One of my mentors when I was in business, was a South African. He was the deputy Chief Executive of one of Australia’s largest banks. Over time, he placed several skilled South Africans into managerial positions in the bank around New Zealand. They all became successful, contributing both to the economy and society. Some of them also became very good clients of mine.
Recently, I had my house and garden renovated by a team of seven workers. Only one of these workers was a New Zealander (from a farm). Two were from England, two from South Africa, one from Brazil, and one from Italy. They all wanted to stay in New Zealand and to contribute to society and the economy. Apart from the main builder (English and now a New Zealand citizen), the remainder had working visas and were waiting to become New Zealand residents or citizens. My main concern was for the two South Africans, both family men who had sold up and immigrated to New Zealand.
Talking to these two men raised many concerns for me, let alone them. Their main concern was whether they could stay in New Zealand. They had stories of families being separated for over twelve months. The first South African told me the story of his South African doctor in Lower Hutt. She has been unable to get her husband and children to New Zealand for over twelve months. The husband is a highly paid professional. However, this government will not let him or the children into New Zealand. She investigated whether Canada would accept her, her husband and family, and they said they would. Consequently, she is moving to Canada. As he said to me, one would think this country needed more doctors and skilled workers.
The second South African told me it took him 103 days to get a visa accepted to come to New Zealand. He only had three months to sell his two houses, which he did. He was a builder in South Africa. The government is looking to change the rules on providing working visa holders residency in New Zealand, so he may be forced to leave and move to Australia, something he obviously does not want to do. This uncertainty has caused him and his wife great stress and worry as to whether they will be able to remain in New Zealand.
He told me about his South African friend in Hamilton who is in the same predicament and has now developed health issues. His friend is also a skilled worker, but it seems this government does not care or want to assist this person either. Obviously, these men do not speak very fondly of this government or the Immigration Minister, Chris Faafoi. They feel unwanted, disrespected and not needed in New Zealand. The situation was the same for the young English guy, Brazilian and Italian man. None of them want to return home, for obvious reasons. They are all educated men who will eventually seek better paid jobs and in time contribute to our economy and society. But for the time being, they appear to be low paid workers who this government does not want.
Not only is this government acting cruelly to these men, but also to the many other workers this country has encouraged to come here; to be nurses in our hospitals, and to care for our elderly, for example. They cannot bring their families to New Zealand to join them because they arrived pre Covid, even though New Zealand now has over 1,700 MIQ rooms available. If this government is considering their applications, it is refusing to move quickly and compassionately. It begs the question, why?

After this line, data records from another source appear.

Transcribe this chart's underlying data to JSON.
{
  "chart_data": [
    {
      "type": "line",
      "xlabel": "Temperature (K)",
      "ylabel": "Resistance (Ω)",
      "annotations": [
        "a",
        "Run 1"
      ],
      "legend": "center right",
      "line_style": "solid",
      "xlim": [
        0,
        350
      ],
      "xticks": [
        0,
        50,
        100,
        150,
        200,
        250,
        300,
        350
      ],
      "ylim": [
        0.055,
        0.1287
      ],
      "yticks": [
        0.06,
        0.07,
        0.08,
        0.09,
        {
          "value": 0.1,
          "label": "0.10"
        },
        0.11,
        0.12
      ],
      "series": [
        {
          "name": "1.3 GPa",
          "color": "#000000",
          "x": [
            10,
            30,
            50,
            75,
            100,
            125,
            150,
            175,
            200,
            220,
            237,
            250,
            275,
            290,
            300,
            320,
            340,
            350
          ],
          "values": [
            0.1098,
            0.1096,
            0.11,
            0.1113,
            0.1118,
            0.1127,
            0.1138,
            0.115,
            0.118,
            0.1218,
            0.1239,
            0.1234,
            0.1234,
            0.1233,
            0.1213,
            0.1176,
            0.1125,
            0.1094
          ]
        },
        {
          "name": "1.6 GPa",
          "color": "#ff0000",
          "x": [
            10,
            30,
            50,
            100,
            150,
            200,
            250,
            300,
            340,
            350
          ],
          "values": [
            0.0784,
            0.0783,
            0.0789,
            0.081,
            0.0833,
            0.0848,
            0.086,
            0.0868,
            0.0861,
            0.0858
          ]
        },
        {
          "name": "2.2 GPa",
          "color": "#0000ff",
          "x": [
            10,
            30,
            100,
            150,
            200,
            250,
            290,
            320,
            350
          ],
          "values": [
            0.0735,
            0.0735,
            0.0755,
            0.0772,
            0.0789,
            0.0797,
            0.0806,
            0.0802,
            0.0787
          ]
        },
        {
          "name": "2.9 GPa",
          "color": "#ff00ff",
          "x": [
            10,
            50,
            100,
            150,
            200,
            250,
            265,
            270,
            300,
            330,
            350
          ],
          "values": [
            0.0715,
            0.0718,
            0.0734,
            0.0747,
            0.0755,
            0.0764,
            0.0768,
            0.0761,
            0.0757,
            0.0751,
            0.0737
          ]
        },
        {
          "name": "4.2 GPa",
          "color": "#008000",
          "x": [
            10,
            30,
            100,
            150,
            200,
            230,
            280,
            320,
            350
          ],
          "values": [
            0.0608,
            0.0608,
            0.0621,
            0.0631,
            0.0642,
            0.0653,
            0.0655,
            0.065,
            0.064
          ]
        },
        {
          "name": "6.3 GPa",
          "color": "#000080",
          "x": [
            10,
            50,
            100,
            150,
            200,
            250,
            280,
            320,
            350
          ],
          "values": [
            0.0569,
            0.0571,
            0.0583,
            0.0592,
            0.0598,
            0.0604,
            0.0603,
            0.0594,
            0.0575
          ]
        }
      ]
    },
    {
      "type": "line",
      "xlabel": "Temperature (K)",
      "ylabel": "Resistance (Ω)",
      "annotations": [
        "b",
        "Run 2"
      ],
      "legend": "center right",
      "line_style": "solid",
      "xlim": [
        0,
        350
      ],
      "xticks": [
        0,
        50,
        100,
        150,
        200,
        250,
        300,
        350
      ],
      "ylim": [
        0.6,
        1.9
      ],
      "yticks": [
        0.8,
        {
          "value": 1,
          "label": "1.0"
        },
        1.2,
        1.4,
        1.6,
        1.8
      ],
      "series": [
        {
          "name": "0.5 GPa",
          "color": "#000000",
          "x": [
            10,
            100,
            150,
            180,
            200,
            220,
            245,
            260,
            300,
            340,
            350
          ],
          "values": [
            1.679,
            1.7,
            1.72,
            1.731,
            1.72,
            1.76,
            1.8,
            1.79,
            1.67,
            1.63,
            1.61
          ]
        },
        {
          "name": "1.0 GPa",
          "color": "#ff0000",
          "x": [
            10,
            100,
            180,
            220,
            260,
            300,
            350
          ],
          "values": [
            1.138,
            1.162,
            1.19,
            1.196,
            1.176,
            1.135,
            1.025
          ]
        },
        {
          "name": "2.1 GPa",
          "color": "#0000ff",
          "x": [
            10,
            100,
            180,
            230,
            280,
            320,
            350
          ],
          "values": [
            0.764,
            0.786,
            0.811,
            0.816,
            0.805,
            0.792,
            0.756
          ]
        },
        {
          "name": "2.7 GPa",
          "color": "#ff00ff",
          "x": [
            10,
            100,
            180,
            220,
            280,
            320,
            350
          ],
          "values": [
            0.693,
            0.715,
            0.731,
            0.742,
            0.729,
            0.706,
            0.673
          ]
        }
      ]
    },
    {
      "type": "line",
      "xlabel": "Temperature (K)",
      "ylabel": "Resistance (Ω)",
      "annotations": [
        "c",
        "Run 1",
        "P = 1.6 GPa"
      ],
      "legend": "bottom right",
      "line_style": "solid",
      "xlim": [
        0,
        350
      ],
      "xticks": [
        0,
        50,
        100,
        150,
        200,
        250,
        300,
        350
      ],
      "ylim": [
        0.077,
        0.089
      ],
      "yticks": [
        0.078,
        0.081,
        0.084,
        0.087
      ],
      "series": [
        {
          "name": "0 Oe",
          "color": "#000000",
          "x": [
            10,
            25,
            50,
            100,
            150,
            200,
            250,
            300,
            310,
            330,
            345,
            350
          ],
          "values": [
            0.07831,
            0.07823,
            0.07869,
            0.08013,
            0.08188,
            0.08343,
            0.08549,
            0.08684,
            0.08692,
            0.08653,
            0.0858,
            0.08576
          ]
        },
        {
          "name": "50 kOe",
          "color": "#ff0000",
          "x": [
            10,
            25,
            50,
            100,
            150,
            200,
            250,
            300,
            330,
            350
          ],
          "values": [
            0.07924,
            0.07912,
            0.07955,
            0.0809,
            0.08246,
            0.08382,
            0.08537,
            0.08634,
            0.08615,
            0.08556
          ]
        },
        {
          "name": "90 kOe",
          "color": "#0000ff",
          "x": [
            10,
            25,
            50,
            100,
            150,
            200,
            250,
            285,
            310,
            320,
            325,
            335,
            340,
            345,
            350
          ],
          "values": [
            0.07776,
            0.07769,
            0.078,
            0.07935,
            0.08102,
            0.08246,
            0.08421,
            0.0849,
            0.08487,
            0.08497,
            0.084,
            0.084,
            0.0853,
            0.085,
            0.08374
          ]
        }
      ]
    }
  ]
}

Does this government believe jobs can be filled by New Zealanders? Maybe. Yet over 72,000 people remain on the Job Seeker subsidy, with 60,000 on this subsidy for nearly twelve months. A total of $100 million of fruit exports have gone to waste because we can not bring pickers in from the islands. These are people who desperately need the money. Thus, on the one hand, New Zealand is subsidising those who do not want to work, then on the other hand preventing those who want to come to New Zealand to work. Further, separating families with skills for an unacceptable time, forcing them to leave New Zealand permanently, and for those on work visas who are deemed low paid, fearing their visas will be cancelled and they too will be forced to move to another country. This makes no economic sense and lacks any humanitarian response. This is not a kind and caring government, but a cruel one.
As I said at the start, my South African mentor encouraged many good people to come to New Zealand to help build our economy and society. They all became good citizens, just like all the good men I met and all those who have come here to care for our sick and elderly. They are all our future doctors, builders, nurses and caregivers. If we do not allow these people to stay, who will replace them while we continue to have a shortage in all these positions and many more?